Volkswagen Tiguan Escape
2.0 TDI Automatic review
by David Finlay (5 May 2008)
The Tiguan is Volkswagen's latest foray into the SUV market, styled to look like its larger relative the Touareg but intended for people who can't afford, don't want or are otherwise not minded to buy such a thing.
As Mike Grundon mentioned in his launch review, there are two engines available at the moment, and more will be along soon, but if you choose a Tiguan Escape rather than an S, SE or Sport the choice is reduced to just one unit - our old friend the 2.0 TDI turbo diesel (also found in numerous other cars, not all of them part of the Volkswagen Group), presented here in 138bhp form.
This is expected to be the most popular engine in the Tiguan range by some distance, and it's also the most obviously suitable for the Escape, which is aimed at customers who require more off-road prowess than is supplied by the other models. In fact the Escape is in most respects mechanically identical to other Tiguans; where it most clearly differs is in the shape of the front end, which includes a gentle slope from the bottom of the bumper to the start of the engine bay.
Personally, I think this treatment makes the Escape the best-looking Tiguan, but it hasn't been done for aesthetic reasons. Instead, it means that the approach angle increases from 18 to 28 degrees - and if you don't know what an approach angle is, the basic idea is that you can climb over steeper obstacles without doing damage to the car.
The Escape also has a standard system (available as an extra-cost option on the S, SE and Sport) whereby you press a button to prepare it for off-road work. All at once, electric assistance for climbing and descending hills comes into play, the sensitivity of the accelerator pedal is reduced, that of the cross-axle braking system is increased, and the ABS is reprogrammed to take into account of loose surfaces.
What Volkswagen refers to as the "off-road mode" is abandoned if you deliberately switch off the engine, but not if you stall accidentally, which I must say seems awfully clever.
Furthermore, the Escape has extra body and underbody protection, and it also has its own specific tyres. These seem to have the effect of improving ride quality on tarmac, since Mike Grundon is unimpressed by the regular Tiguan in this respect, while I - notoriously picky in these matters - thought the Escape rode pretty well. If there really is a difference, it has to be down to the tyres, since the Escape has the same suspension set-up as the S and SE.

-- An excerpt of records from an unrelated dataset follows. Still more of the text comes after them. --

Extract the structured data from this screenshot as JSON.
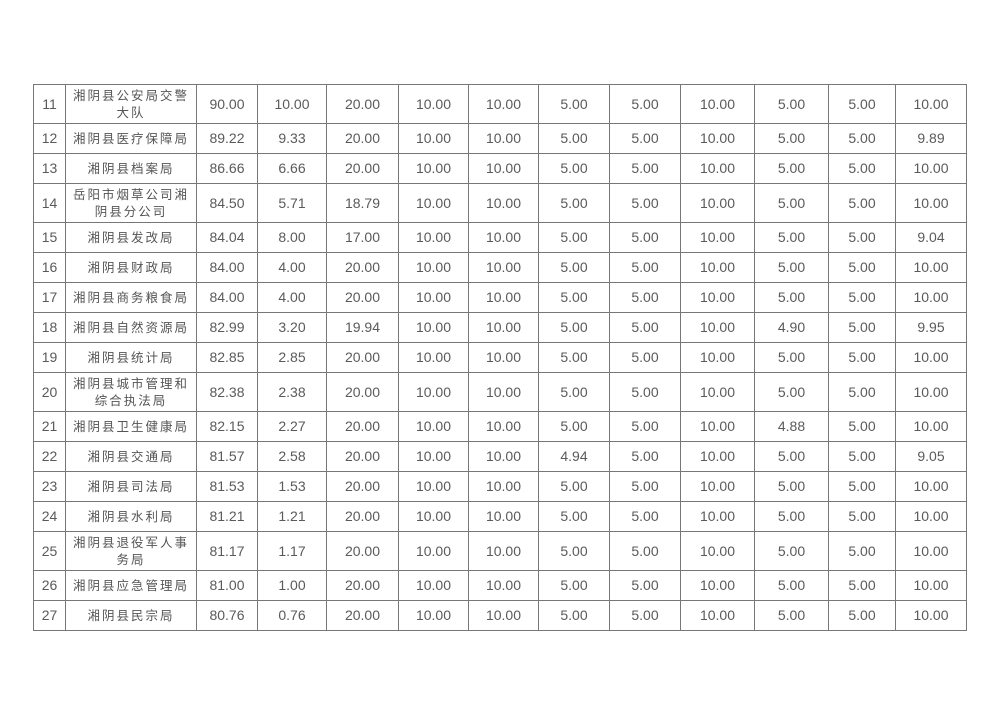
{
  "rows": [
    {
      "no": "11",
      "name": "湘阴县公安局交警大队",
      "total": "90.00",
      "v": [
        "10.00",
        "20.00",
        "10.00",
        "10.00",
        "5.00",
        "5.00",
        "10.00",
        "5.00",
        "5.00",
        "10.00"
      ]
    },
    {
      "no": "12",
      "name": "湘阴县医疗保障局",
      "total": "89.22",
      "v": [
        "9.33",
        "20.00",
        "10.00",
        "10.00",
        "5.00",
        "5.00",
        "10.00",
        "5.00",
        "5.00",
        "9.89"
      ]
    },
    {
      "no": "13",
      "name": "湘阴县档案局",
      "total": "86.66",
      "v": [
        "6.66",
        "20.00",
        "10.00",
        "10.00",
        "5.00",
        "5.00",
        "10.00",
        "5.00",
        "5.00",
        "10.00"
      ]
    },
    {
      "no": "14",
      "name": "岳阳市烟草公司湘阴县分公司",
      "total": "84.50",
      "v": [
        "5.71",
        "18.79",
        "10.00",
        "10.00",
        "5.00",
        "5.00",
        "10.00",
        "5.00",
        "5.00",
        "10.00"
      ]
    },
    {
      "no": "15",
      "name": "湘阴县发改局",
      "total": "84.04",
      "v": [
        "8.00",
        "17.00",
        "10.00",
        "10.00",
        "5.00",
        "5.00",
        "10.00",
        "5.00",
        "5.00",
        "9.04"
      ]
    },
    {
      "no": "16",
      "name": "湘阴县财政局",
      "total": "84.00",
      "v": [
        "4.00",
        "20.00",
        "10.00",
        "10.00",
        "5.00",
        "5.00",
        "10.00",
        "5.00",
        "5.00",
        "10.00"
      ]
    },
    {
      "no": "17",
      "name": "湘阴县商务粮食局",
      "total": "84.00",
      "v": [
        "4.00",
        "20.00",
        "10.00",
        "10.00",
        "5.00",
        "5.00",
        "10.00",
        "5.00",
        "5.00",
        "10.00"
      ]
    },
    {
      "no": "18",
      "name": "湘阴县自然资源局",
      "total": "82.99",
      "v": [
        "3.20",
        "19.94",
        "10.00",
        "10.00",
        "5.00",
        "5.00",
        "10.00",
        "4.90",
        "5.00",
        "9.95"
      ]
    },
    {
      "no": "19",
      "name": "湘阴县统计局",
      "total": "82.85",
      "v": [
        "2.85",
        "20.00",
        "10.00",
        "10.00",
        "5.00",
        "5.00",
        "10.00",
        "5.00",
        "5.00",
        "10.00"
      ]
    },
    {
      "no": "20",
      "name": "湘阴县城市管理和综合执法局",
      "total": "82.38",
      "v": [
        "2.38",
        "20.00",
        "10.00",
        "10.00",
        "5.00",
        "5.00",
        "10.00",
        "5.00",
        "5.00",
        "10.00"
      ]
    },
    {
      "no": "21",
      "name": "湘阴县卫生健康局",
      "total": "82.15",
      "v": [
        "2.27",
        "20.00",
        "10.00",
        "10.00",
        "5.00",
        "5.00",
        "10.00",
        "4.88",
        "5.00",
        "10.00"
      ]
    },
    {
      "no": "22",
      "name": "湘阴县交通局",
      "total": "81.57",
      "v": [
        "2.58",
        "20.00",
        "10.00",
        "10.00",
        "4.94",
        "5.00",
        "10.00",
        "5.00",
        "5.00",
        "9.05"
      ]
    },
    {
      "no": "23",
      "name": "湘阴县司法局",
      "total": "81.53",
      "v": [
        "1.53",
        "20.00",
        "10.00",
        "10.00",
        "5.00",
        "5.00",
        "10.00",
        "5.00",
        "5.00",
        "10.00"
      ]
    },
    {
      "no": "24",
      "name": "湘阴县水利局",
      "total": "81.21",
      "v": [
        "1.21",
        "20.00",
        "10.00",
        "10.00",
        "5.00",
        "5.00",
        "10.00",
        "5.00",
        "5.00",
        "10.00"
      ]
    },
    {
      "no": "25",
      "name": "湘阴县退役军人事务局",
      "total": "81.17",
      "v": [
        "1.17",
        "20.00",
        "10.00",
        "10.00",
        "5.00",
        "5.00",
        "10.00",
        "5.00",
        "5.00",
        "10.00"
      ]
    },
    {
      "no": "26",
      "name": "湘阴县应急管理局",
      "total": "81.00",
      "v": [
        "1.00",
        "20.00",
        "10.00",
        "10.00",
        "5.00",
        "5.00",
        "10.00",
        "5.00",
        "5.00",
        "10.00"
      ]
    },
    {
      "no": "27",
      "name": "湘阴县民宗局",
      "total": "80.76",
      "v": [
        "0.76",
        "20.00",
        "10.00",
        "10.00",
        "5.00",
        "5.00",
        "10.00",
        "5.00",
        "5.00",
        "10.00"
      ]
    }
  ]
}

In addition to the decent ride, the Escape handles pretty well too, though it doesn't take long for the high centre of gravity to make itself known when you start pushing hard. The TDI engine provides quite enough power in this form (I doubt that the 168bhp version would make the Escape better than it is already), and despite not being a big fan of automatics I liked the test car's Tiptronic six-speed unit.
You can change gear manually if you like, but the box is exceptionally good at guessing which ratio you need, and I generally left it to make its own decisions.
The basic price of the automatic is £23,270 (the six-speed manual being £1250 cheaper). Not included in that sum are several options fitted to the test car, including the excellent touchscreen DVD satellite navigation and entertainment, and the Park Assist system which first came to production last year in the Touran.
If you opt for the satnav/entertainment set-up you also get a rear parking camera, and this may prove to be worth the extra expense all on its own. Turning round to look behind you is hardly worth the bother because there's so little glass to see through at the back, and the camera makes it less likely that you'll rattle the Escape's hindquarters expensively into a nearby solid object.
The rear of the car is more sensible in other ways; luggage capacity varies from 395 to 1510 litres, and there are plenty of ways to use that space since the 60/40 split rear seats can be folded flat, reclined and even slid across a 16cm range to take into account either large passengers or the need to gain a little more luggage space.